Searching until now. Three smaller branches formed a wide crook, overhung by a much greater branch bountiful with leaves. These branches were short, leading directly onto a trunk nearly as wide as she could stretch her arms. She knew there was nearly a kilometer of tree below her feet, so she could only guess how wide they grew that far down.
As she pulled herself up into the space, she slumped against one of the limbs. The entire area was incredibly dry, so much so that the bark beneath her was barely saturated. If she wanted to sleep without dying of hypothermia, she would have to dry off.
She sighed. To dry off, she would have to shed her clothes. They were heavy and dripping with rainwater and doing her far more harm then good. She raised herself upward, now feeling soreness and hunger, two things she'd been spared by her body as she fought the rain. Now, with the immediate threats dulled, the lesser ones began to seep back into her consciousness.
Her khaki shirt and shorts dropped easily from her lithe frame, poorly hidden by her wet, drooping pelt. She pulled her Lycra top over her head, revealing her modest breasts, peaked by two points of flesh that had grown pale in the cold. Even in this weather, they were flat like saucers, glistening with rainwater. Her clammy underwear went next. It curled down her legs, as saturated as any other bit of her clothing.
Now completely freed, she shook from her head to her toes, sloughing water from her water-resistant, earthen brown fur. Her stomach protested with the motion, tapped dry by her flight from the storm. Frustrated, her eyes instinctively darted around her. There were no fruits and berries in a land without animals. But, she was the sort that could handle that. If it came to it, she could eat leaves right off the branches. Though it would be an everlasting labor and one she didn't want to undertake. She wanted secondary options. She expected none, but there was nothing like desperation to drive someone to irrationally hope.

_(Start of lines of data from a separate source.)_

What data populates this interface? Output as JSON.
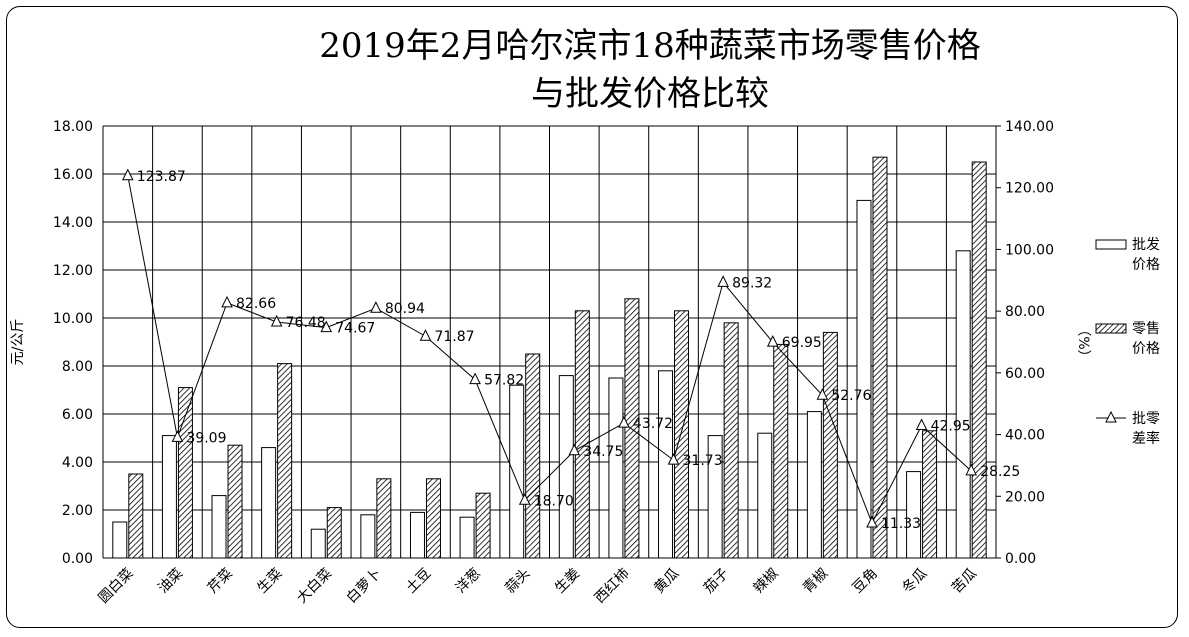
{
  "chart_data": {
    "type": "bar",
    "title_line1": "2019年2月哈尔滨市18种蔬菜市场零售价格",
    "title_line2": "与批发价格比较",
    "ylabel_left": "元/公斤",
    "ylabel_right": "（%）",
    "ylim_left": [
      0,
      18
    ],
    "ylim_right": [
      0,
      140
    ],
    "yticks_left": [
      "0.00",
      "2.00",
      "4.00",
      "6.00",
      "8.00",
      "10.00",
      "12.00",
      "14.00",
      "16.00",
      "18.00"
    ],
    "yticks_right": [
      "0.00",
      "20.00",
      "40.00",
      "60.00",
      "80.00",
      "100.00",
      "120.00",
      "140.00"
    ],
    "categories": [
      "圆白菜",
      "油菜",
      "芹菜",
      "生菜",
      "大白菜",
      "白萝卜",
      "土豆",
      "洋葱",
      "蒜头",
      "生姜",
      "西红柿",
      "黄瓜",
      "茄子",
      "辣椒",
      "青椒",
      "豆角",
      "冬瓜",
      "苦瓜"
    ],
    "series": [
      {
        "name": "批发价格",
        "axis": "left",
        "kind": "bar",
        "values": [
          1.5,
          5.1,
          2.6,
          4.6,
          1.2,
          1.8,
          1.9,
          1.7,
          7.2,
          7.6,
          7.5,
          7.8,
          5.1,
          5.2,
          6.1,
          14.9,
          3.6,
          12.8
        ]
      },
      {
        "name": "零售价格",
        "axis": "left",
        "kind": "bar",
        "values": [
          3.5,
          7.1,
          4.7,
          8.1,
          2.1,
          3.3,
          3.3,
          2.7,
          8.5,
          10.3,
          10.8,
          10.3,
          9.8,
          8.9,
          9.4,
          16.7,
          5.3,
          16.5
        ]
      },
      {
        "name": "批零差率",
        "axis": "right",
        "kind": "line",
        "values": [
          123.87,
          39.09,
          82.66,
          76.48,
          74.67,
          80.94,
          71.87,
          57.82,
          18.7,
          34.75,
          43.72,
          31.73,
          89.32,
          69.95,
          52.76,
          11.33,
          42.95,
          28.25
        ],
        "labels": [
          "123.87",
          "39.09",
          "82.66",
          "76.48",
          "74.67",
          "80.94",
          "71.87",
          "57.82",
          "18.70",
          "34.75",
          "43.72",
          "31.73",
          "89.32",
          "69.95",
          "52.76",
          "11.33",
          "42.95",
          "28.25"
        ]
      }
    ],
    "legend": [
      {
        "line1": "批发",
        "line2": "价格"
      },
      {
        "line1": "零售",
        "line2": "价格"
      },
      {
        "line1": "批零",
        "line2": "差率"
      }
    ],
    "legend_position": "right",
    "grid": true
  }
}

And, she was suddenly quite glad that she had. A great, hive-like, fleshy growth had been hidden in the shadow of the wafting leaves. Within the spots of light that escaped, she made out the growth's vivid colors. It was crowded inside a great knot within the tree. Every space within the round opening was full with growth. Spheres of green flesh were pressed against each other and ballooned outward from the knot. Flowers sprung from within the clefts between the spheres and, surrounded by three of the largest growths dead center of the mass, a long fruit poked outward. Its tapering end hung slightly downward, dripping liquid that lingered too long to be water.
Curious, she leaned forward, kneeling then dropping onto her hands to get closer along the sloping branch. The air around the fruit reeked of sweet, fruity scents. Esters. Nothing here should have evolved esters, unless it was by chance. There was nothing to advertise to. She was likely the first being that had come into this plant's space that would ever care about those smells.
But, these smells along with the growth's bright colors, reduced to a mere variant of blue in the night's darkness, told her so much. That long growth was likely a fruit, and it wanted to be known as such.
She leaned down and stroked a finger over its length, collecting a few drops of liquid on her finger as it twitched under the contact. She pulled back, startled for a brief moment. However, she surmised she must have imagined the event. Nothing moved in a forest with no creatures.